Cars slip and skid a yard away from him, the flimsy jack is desperately, precariously balanced,
and meanwhile, when he goes into the trunk to get the spare, a page of old newspaper catches his attention
and he pauses, rubbing his hands together, shoulders hunched, for a full half minute, reading.

--C. K. Williams

***

"January Morning"
Suite

I

    I HAVE discovered that most of
    the beauties of travel are due to
    the strange hours we keep to see them:

    the domes of the Church of
    the Paulist Fathers in Weehawken
    against a smoky dawn -- the heart stirred --
    are beautiful as Saint Peters
    approached after years of anticipation.

II
    Though the operation was postponed
    I saw the tall probationers
    in their tan uniforms
    hurrying to breakfast!
III
    -- and from basement entries
    neatly coiffed, middle aged gentlemen
    with orderly moustaches and
    well-brushed coats

IV
    -- and the sun, dipping into the avenues
    streaking the tops of
    the irregular red houselets,
    and
    the gay shadows drooping and drooping.

V
    -- and a young horse with a green bed-quilt
    on his withers shaking his head:
    bared teeth and nozzle high in the air!

VI
    --and a semicircle of dirt-colored men
    about a fire bursting from an old
    ash can,

VII
    -- and the worn,
    blue car rails (like the sky!)
    gleaming among the cobbles!

VIII
    -- and the rickety ferry-boat "Arden"!
    What an object to be called "Arden"
    among the great piers, -- on the
    ever new river!
    "Put me a Touchstone
    at the wheel, white gulls, and we'll
    follow the ghost of the Half Moon
    to the North West Passage -- and through!
    (at Albany!) for all that!"

IX
    Exquisite brown waves -- long
    circlets of silver moving over you!
    enough with crumbling ice crusts among you!
    The sky has come down to you,
    lighter than tiny bubbles, face to
    face with you!
    His spirit is
    a white gull with delicate pink feet
    and a snowy breast for you to
    hold to your lips delicately!

X
    The young doctor is dancing with happiness
    in the sparkling wind, alone
    at the prow of the ferry!
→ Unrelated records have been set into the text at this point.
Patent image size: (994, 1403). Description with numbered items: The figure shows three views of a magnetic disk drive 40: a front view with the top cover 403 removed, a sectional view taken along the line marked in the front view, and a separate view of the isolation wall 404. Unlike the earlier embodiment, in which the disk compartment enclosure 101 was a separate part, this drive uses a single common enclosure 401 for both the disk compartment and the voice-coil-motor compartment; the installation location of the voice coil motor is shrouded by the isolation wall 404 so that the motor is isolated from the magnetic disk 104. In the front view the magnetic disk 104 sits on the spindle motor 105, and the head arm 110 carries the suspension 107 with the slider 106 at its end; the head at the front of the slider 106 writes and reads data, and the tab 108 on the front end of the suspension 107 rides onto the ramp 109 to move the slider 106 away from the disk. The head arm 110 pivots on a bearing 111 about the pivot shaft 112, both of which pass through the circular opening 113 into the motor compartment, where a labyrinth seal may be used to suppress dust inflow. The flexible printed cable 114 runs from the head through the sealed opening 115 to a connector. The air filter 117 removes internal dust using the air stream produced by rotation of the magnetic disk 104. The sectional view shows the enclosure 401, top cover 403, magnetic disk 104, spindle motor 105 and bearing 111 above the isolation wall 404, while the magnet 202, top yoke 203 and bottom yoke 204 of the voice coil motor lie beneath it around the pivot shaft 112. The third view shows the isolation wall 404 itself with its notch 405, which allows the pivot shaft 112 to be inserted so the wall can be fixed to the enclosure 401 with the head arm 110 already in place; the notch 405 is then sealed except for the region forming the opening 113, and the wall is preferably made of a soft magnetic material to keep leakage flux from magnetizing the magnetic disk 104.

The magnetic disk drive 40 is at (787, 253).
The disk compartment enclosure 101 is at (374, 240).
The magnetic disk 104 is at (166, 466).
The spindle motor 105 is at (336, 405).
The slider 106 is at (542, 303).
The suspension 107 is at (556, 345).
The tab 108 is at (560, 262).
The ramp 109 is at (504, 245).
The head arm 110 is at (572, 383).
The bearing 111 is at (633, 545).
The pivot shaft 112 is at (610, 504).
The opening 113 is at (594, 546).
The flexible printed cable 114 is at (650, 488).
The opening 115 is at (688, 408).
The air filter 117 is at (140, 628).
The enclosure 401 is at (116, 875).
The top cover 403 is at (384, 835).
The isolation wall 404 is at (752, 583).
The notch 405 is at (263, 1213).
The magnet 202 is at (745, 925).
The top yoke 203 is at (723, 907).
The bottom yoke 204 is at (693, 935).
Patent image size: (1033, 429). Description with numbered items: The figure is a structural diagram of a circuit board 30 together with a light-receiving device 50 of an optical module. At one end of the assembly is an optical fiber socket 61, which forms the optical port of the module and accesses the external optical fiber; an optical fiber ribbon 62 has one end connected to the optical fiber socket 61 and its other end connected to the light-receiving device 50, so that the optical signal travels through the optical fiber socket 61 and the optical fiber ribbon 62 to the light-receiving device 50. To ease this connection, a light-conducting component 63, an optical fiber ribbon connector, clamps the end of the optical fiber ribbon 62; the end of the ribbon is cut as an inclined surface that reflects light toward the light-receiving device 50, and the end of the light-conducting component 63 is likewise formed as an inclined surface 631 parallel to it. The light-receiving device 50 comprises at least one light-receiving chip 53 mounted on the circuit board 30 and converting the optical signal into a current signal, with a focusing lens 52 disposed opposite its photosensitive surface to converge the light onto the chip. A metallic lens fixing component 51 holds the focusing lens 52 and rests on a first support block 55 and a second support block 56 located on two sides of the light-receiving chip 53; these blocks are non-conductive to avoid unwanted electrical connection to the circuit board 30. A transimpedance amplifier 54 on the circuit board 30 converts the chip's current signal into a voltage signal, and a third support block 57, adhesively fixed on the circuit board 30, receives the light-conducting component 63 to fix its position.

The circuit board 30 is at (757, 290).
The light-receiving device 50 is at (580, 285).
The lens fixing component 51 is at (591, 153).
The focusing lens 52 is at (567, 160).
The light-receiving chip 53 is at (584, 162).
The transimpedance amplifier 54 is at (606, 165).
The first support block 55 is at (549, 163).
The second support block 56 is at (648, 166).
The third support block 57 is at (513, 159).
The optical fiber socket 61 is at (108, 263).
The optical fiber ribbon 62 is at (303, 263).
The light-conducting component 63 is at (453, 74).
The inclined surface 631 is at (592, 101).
He notices
    the curdy barnacles and broken ice crusts
    left at the slip's base by the low tide
    and thinks of summer and green
    shell-crusted ledges among
    the emerald eel-grass!

XI
    Who knows the Palisades as I do
    knows the river breaks east from them
    above the city -- but they continue south
    -- under the sky -- to bear a crest of
    little peering houses that brighten
    with dawn behind the moody
    water-loving giants of Manhattan.

XII
    Long yellow rushes bending
    above the white snow patches;
    purple and gold ribbon
    of the distant wood:
    what an angle
    you make with each other as
    you lie there in contemplation.

XIII
    Work hard all your young days
    and they'll find you too, some morning
    staring up under
    your chiffonier at its warped
    bass-wood bottom and your soul --
    out!
    -- among the little sparrows
    behind the shutter.

XIV
    -- and the flapping flags are at
    half-mast for the dead admiral.

XV
All this --
was for you, old woman.
I wanted to write a poem
that you would understand.
For what good is it to me
if you can't understand it?
But you got to try hard --
But --
Well, you know how
the young girls run giggling
on Park Avenue after dark
when they ought to be home in bed?
Well,
that's the way it is with me somehow.